Una recente pronuncia del Tribunale ha chiarito un aspetto rilevante della procedura di liquidazione controllata prevista dall’art. 268 del Codice della Crisi d’Impresa e dell’Insolvenza (CCII): è ammissibile la domanda proposta da un debitore privo di beni, ma titolare di una quota indivisa di un immobile inserito in un fondo patrimoniale, purché lo stesso debitore – con il consenso del coniuge – si impegni formalmente a sciogliere il vincolo e a rendere disponibile l’immobile per la vendita.
Il fondo patrimoniale non è più un ostacolo insormontabile
Il fondo patrimoniale, tradizionalmente destinato a proteggere i beni da azioni esecutive per debiti estranei ai bisogni della famiglia, spesso ha rappresentato un limite alla soddisfazione dei creditori. Tuttavia, in questo caso, il Tribunale ha ritenuto che l’impegno del debitore e del coniuge a sciogliere il vincolo patrimoniale permetta di considerare con ragionevole certezza che l’immobile potrà essere acquisito all’attivo della procedura.
In sostanza, si supera l’apparente assenza di patrimonio liquidabile grazie a un comportamento collaborativo e trasparente del debitore, che si traduce in un’opportunità concreta di soddisfare – anche solo parzialmente – le pretese dei creditori.
Interesse del ceto creditorio e garanzie procedurali
Il Tribunale ha evidenziato che, in mancanza di tale procedura, i creditori non avrebbero altra possibilità di agire sull’immobile.
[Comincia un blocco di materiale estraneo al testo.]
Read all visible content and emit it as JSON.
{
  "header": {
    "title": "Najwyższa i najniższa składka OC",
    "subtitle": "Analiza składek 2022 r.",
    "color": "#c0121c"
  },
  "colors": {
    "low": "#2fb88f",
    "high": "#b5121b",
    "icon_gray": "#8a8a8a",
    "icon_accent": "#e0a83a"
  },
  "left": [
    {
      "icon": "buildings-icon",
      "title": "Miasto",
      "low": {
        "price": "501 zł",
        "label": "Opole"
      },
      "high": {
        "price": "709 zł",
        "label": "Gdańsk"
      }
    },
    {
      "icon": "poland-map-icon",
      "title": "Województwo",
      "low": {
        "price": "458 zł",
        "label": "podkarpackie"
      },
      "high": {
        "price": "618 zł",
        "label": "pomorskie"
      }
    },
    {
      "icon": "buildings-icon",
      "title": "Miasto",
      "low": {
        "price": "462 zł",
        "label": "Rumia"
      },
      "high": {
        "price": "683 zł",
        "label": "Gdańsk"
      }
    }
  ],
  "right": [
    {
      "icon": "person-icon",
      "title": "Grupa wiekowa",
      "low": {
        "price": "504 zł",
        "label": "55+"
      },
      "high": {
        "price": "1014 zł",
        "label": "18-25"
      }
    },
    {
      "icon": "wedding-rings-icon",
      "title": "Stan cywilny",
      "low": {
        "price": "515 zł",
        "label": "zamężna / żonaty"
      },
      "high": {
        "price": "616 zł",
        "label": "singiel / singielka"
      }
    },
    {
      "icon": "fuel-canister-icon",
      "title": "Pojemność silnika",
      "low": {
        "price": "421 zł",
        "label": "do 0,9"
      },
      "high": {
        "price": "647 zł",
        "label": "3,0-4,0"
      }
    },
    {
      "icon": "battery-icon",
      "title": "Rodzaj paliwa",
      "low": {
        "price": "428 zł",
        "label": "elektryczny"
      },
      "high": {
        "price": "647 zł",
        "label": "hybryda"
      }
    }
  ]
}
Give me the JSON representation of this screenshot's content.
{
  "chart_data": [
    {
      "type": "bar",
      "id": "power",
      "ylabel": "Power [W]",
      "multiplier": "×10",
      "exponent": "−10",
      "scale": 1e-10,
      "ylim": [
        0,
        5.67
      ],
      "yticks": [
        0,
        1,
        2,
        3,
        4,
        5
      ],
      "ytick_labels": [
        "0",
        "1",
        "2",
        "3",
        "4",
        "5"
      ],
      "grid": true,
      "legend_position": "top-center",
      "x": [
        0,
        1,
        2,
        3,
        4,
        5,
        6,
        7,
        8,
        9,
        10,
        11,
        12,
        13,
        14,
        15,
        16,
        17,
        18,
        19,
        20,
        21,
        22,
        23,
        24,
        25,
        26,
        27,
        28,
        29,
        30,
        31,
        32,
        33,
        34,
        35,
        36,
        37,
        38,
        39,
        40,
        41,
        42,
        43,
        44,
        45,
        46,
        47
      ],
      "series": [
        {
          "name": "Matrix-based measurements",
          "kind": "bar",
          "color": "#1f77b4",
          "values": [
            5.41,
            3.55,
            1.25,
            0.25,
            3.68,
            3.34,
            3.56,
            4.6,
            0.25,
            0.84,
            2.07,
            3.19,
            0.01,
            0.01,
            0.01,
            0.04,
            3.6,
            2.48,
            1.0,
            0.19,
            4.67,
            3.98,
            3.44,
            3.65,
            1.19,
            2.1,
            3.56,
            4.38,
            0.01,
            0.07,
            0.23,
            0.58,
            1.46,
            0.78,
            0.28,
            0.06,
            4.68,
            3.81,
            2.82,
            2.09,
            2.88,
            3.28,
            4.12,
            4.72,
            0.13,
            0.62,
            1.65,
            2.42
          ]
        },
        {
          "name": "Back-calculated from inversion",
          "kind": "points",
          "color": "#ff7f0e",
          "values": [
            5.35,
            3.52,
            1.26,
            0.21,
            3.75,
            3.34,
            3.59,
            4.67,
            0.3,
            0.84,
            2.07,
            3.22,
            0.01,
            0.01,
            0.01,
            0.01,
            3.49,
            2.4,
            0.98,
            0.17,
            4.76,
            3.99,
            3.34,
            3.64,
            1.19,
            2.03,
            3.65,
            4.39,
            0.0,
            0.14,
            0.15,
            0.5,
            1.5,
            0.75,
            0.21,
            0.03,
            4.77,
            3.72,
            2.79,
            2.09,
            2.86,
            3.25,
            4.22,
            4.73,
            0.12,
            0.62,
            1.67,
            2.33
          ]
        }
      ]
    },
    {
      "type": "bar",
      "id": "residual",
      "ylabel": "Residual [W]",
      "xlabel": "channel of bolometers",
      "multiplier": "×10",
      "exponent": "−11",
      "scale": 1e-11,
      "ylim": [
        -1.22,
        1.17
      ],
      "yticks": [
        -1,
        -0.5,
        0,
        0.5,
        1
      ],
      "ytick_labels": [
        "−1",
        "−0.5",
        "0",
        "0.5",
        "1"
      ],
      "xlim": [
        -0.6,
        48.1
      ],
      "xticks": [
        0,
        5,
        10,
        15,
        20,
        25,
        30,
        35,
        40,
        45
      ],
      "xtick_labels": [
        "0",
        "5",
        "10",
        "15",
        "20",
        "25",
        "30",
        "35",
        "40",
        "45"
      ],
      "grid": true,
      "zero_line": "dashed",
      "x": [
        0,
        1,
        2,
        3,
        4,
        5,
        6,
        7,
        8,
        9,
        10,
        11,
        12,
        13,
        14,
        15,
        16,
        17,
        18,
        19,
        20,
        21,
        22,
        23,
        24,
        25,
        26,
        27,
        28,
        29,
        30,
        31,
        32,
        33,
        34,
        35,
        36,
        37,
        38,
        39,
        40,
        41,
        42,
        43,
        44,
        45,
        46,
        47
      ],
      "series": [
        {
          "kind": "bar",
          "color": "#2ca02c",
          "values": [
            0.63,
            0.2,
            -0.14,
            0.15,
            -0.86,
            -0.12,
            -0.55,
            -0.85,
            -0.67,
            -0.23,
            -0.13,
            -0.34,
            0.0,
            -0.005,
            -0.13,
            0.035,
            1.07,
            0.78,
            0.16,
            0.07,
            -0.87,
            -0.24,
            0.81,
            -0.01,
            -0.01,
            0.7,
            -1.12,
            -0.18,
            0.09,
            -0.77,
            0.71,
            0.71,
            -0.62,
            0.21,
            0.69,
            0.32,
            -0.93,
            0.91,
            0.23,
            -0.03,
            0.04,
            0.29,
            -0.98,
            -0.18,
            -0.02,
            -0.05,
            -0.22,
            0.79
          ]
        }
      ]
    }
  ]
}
Pertanto, l’apertura della liquidazione controllata risponde all’esclusivo interesse del ceto creditorio.
Va inoltre sottolineato che, qualora il debitore non desse seguito all’impegno assunto – cioè non procedesse effettivamente allo scioglimento del fondo patrimoniale – la procedura potrà comunque essere chiusa per assenza di attivo, e tale comportamento sarà valutato dal giudice al momento dell’emissione del provvedimento ex art. 282 CCII.
Conclusioni
Questa pronuncia rappresenta un passo significativo verso un’interpretazione più flessibile e funzionale dell’istituto della liquidazione controllata. Essa conferma che, anche in assenza di beni immediatamente aggredibili, è possibile avviare una procedura se il debitore dimostra concreta disponibilità a collaborare e a valorizzare potenziali asset altrimenti non accessibili ai creditori.
Un’opportunità, dunque, per chi è in difficoltà, ma intende affrontare la crisi in modo responsabile e trasparente.